Opinion
June 3, 1974
In a proceeding pursuant to the Uniform Support of Dependents Law (Domestic Relations Law, art. 3-A), petitioner appeals (by permission) from two orders of the Family Court, Richmond County, the first, dated February 21, 1973, which, after directing respondent to pay $55 per week for support of his two infant children, stayed the effective date thereof until further order of said court, and the second, dated July 18, 1973, which, inter alia, continued the stay until perfection of an appeal. Order of February 21, 1973 modified by striking the stay provision therefrom and adding thereto a provision that the support payments shall commence as of the date of entry of the order made hereon and not as of February 21, 1973. Order of July 18, 1973 modified by striking the stay provision therefrom. As so modified, orders affirmed, without costs. Respondent may apply for visitation rights, if he be so advised, to the Florida court which has jurisdiction of the children. After the parties were divorced in July, 1972, petitioner moved with the parties' two infant children to Florida. On or about October 6, 1972 she made application to the Sixth Judicial Circuit Court of Florida, in Pasco County, for child support and that application was transferred to the Family Court, Richmond County, pursuant to the Uniform Support of Dependents Law. On February 21, 1973, a hearing was held in the Family Court and on that day that court, upon consent of respondent and his counsel, ordered respondent to pay $55 per week as temporary child support.
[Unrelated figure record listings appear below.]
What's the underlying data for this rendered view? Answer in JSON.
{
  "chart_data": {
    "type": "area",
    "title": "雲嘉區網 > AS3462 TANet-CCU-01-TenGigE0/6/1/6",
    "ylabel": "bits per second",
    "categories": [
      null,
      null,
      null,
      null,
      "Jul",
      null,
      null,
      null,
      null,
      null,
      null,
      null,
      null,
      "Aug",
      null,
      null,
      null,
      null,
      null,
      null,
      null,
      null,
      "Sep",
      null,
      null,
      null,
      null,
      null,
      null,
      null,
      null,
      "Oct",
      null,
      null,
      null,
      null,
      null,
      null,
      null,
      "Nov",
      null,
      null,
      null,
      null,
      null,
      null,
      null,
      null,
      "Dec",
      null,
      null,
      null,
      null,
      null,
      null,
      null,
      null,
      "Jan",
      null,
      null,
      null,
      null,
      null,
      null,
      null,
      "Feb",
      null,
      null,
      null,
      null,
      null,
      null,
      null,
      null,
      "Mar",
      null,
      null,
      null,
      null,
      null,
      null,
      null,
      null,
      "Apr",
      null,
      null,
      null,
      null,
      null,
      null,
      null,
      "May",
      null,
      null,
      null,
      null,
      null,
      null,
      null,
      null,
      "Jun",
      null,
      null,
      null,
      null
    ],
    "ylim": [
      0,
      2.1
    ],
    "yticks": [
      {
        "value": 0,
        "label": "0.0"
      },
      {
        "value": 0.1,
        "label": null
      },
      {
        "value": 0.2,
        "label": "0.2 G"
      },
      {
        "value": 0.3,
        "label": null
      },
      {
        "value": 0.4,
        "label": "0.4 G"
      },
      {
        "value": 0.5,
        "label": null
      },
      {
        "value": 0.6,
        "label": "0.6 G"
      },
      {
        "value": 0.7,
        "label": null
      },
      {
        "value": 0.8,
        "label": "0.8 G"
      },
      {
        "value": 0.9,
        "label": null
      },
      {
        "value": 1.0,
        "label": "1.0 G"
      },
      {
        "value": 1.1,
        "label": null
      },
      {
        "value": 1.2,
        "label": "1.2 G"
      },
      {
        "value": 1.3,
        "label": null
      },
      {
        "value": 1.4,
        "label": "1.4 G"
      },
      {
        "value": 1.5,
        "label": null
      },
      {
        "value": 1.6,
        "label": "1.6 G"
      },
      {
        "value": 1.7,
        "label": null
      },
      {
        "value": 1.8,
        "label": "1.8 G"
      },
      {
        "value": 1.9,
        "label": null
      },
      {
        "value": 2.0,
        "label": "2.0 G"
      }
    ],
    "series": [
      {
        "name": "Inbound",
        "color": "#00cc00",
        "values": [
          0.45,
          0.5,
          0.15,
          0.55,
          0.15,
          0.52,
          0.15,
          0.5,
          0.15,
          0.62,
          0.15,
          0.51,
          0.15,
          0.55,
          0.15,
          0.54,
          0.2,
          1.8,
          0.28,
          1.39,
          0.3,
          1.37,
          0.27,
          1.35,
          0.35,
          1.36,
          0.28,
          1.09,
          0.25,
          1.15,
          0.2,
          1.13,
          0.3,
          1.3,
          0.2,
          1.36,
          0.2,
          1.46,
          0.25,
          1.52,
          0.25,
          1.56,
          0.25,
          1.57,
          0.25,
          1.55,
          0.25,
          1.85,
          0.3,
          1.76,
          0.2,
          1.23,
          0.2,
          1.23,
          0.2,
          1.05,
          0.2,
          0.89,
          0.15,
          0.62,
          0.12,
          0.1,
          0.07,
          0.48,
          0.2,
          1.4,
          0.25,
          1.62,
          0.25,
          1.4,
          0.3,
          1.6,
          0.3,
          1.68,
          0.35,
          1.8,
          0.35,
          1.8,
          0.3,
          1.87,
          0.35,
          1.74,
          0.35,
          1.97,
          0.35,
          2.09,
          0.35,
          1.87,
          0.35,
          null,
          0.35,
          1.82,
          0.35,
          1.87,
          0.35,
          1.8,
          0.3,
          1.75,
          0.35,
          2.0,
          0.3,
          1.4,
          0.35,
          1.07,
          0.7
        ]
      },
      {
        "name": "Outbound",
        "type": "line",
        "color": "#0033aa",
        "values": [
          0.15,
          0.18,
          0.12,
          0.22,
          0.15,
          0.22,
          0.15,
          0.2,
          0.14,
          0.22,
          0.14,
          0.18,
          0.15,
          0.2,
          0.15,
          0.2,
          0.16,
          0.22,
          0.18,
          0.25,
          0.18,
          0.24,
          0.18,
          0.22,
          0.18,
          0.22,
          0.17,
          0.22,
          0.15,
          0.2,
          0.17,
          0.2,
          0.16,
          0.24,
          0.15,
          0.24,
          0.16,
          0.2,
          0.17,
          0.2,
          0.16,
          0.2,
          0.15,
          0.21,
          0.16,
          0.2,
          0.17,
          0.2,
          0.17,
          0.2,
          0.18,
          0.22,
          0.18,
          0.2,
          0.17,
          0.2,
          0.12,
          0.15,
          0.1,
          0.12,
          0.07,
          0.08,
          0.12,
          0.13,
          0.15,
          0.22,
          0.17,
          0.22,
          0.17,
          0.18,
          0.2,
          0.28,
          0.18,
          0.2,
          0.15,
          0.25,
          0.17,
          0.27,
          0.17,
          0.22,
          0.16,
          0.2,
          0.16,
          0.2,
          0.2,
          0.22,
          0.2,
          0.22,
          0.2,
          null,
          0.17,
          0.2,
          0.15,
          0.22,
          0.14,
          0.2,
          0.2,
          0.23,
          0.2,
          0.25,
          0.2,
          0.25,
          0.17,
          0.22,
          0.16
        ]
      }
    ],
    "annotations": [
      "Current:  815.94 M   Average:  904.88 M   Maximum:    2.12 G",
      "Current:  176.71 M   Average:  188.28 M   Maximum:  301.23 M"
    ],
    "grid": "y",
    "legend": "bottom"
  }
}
At the conclusion of that hearing, the court stated, however, that the effective date of the support direction "is stayed to such time as the petitioning court works out and establishes a meaningful order of visitation." The actual wording of this stay in the ensuing order of that date, one of the two orders now under review, is "effective date stayed to further order of this court." Under the particular circumstances of this case, we are of the opinion that the award of child support should not have been stayed dependent upon a later determination of visitation rights in Florida. Additionally, we note that under the circumstances disclosed by the record the best interests of these children of tender years require that application for visitation rights on behalf of respondent be made before the Florida court which has jurisdiction of the children. Hopkins, Acting P.J., Christ, Brennan, Benjamin and Munder, JJ., concur.